Novo estudo brasileiro publicado nesta sexta-feira, 19, na revista científica European Archives of Psychiatry and Clinical Neuroscience aponta que quando uma pessoa é infectada pelo vírus da covid-19, padrões de proteínas do cérebro podem ser alterados. Surpreendentemente, algumas dessas alterações se assemelham a mudanças que acontecem no cérebro de pessoas com esquizofrenia e doenças cognitivas, como o Alzheimer.
Já se sabe que a covid-19 é uma doença que causa inflamação sistêmica e que, em algumas pessoas, afeta o cérebro. Sintomas como a névoa cerebral e a falta de memória podem aparecer não só durante a infecção, como permanecer meses após a recuperação do paciente. Quando esses sintomas permanecem por mais tempo, o quadro é chamado de covid longa.
O novo estudo abre caminhos para entender de que forma isso acontece. Nele, os pesquisadores analisaram o proteoma de cérebros de pessoas que morreram por covid-19. Isso significa mapear as proteínas do órgão, uma investigação que não acontece a nível celular, mas, sim, molecular.
“O conjunto de proteínas que as células têm é o complemento do genoma. Ao passo que nós temos nossos genes que determinam todas nossas funções biológicas e quem nós somos, a proteína é a forma com a qual esses genes se expressam”, explica Daniel Martins-de-Souza, pesquisador do Laboratório de Neuroproteômica da Universidade Estadual de Campinas (Unicamp). “O genoma é uma receita de bolo e a proteína é o bolo”, exemplifica.

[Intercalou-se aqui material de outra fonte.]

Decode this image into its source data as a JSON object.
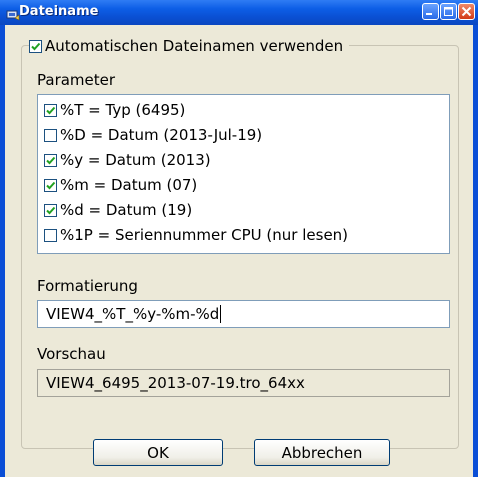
{
  "window": {
    "title": "Dateiname",
    "controls": [
      "minimize-icon",
      "maximize-icon",
      "close-icon"
    ]
  },
  "auto_filename": {
    "label": "Automatischen Dateinamen verwenden",
    "checked": true
  },
  "parameters": {
    "label": "Parameter",
    "items": [
      {
        "label": "%T = Typ (6495)",
        "checked": true
      },
      {
        "label": "%D = Datum (2013-Jul-19)",
        "checked": false
      },
      {
        "label": "%y = Datum (2013)",
        "checked": true
      },
      {
        "label": "%m = Datum (07)",
        "checked": true
      },
      {
        "label": "%d = Datum (19)",
        "checked": true
      },
      {
        "label": "%1P = Seriennummer CPU (nur lesen)",
        "checked": false
      }
    ]
  },
  "formatting": {
    "label": "Formatierung",
    "value": "VIEW4_%T_%y-%m-%d"
  },
  "preview": {
    "label": "Vorschau",
    "value": "VIEW4_6495_2013-07-19.tro_64xx"
  },
  "buttons": {
    "ok": "OK",
    "cancel": "Abbrechen"
  },
  "colors": {
    "titlebar": "#0a4fd2",
    "dialog_bg": "#ece9d8",
    "check": "#21a121",
    "list_border": "#7f9db9"
  }
}
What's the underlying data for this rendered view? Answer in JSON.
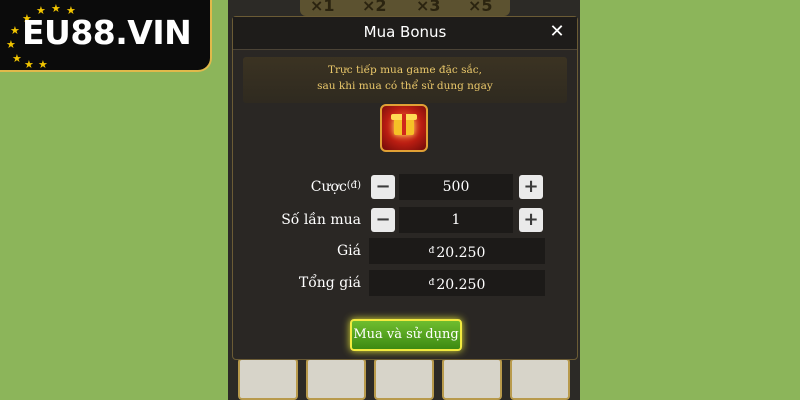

Dessa forma, depois de mapear os padrões de proteínas no cérebro de pessoas com covid-19, os autores do estudo analisaram quais funções foram afetadas pelas mudanças encontradas em relação a um cérebro saudável e também em relação ao cérebro de pessoas com esquizofrenia.
Neurodegeneração
Segundo o pesquisador, o achado mais marcante do estudo se deu após a comparação da presença de proteínas associadas à neurodegeneração, ou seja, ao envelhecimento das células do cérebro. No geral, a esquizofrenia não é uma doença neurodegenerativa clássica, cuja principal característica é essa neurodegeneração. Mas, ainda assim, seus portadores apresentam traços de envelhecimento celular, de acordo com os autores do novo estudo.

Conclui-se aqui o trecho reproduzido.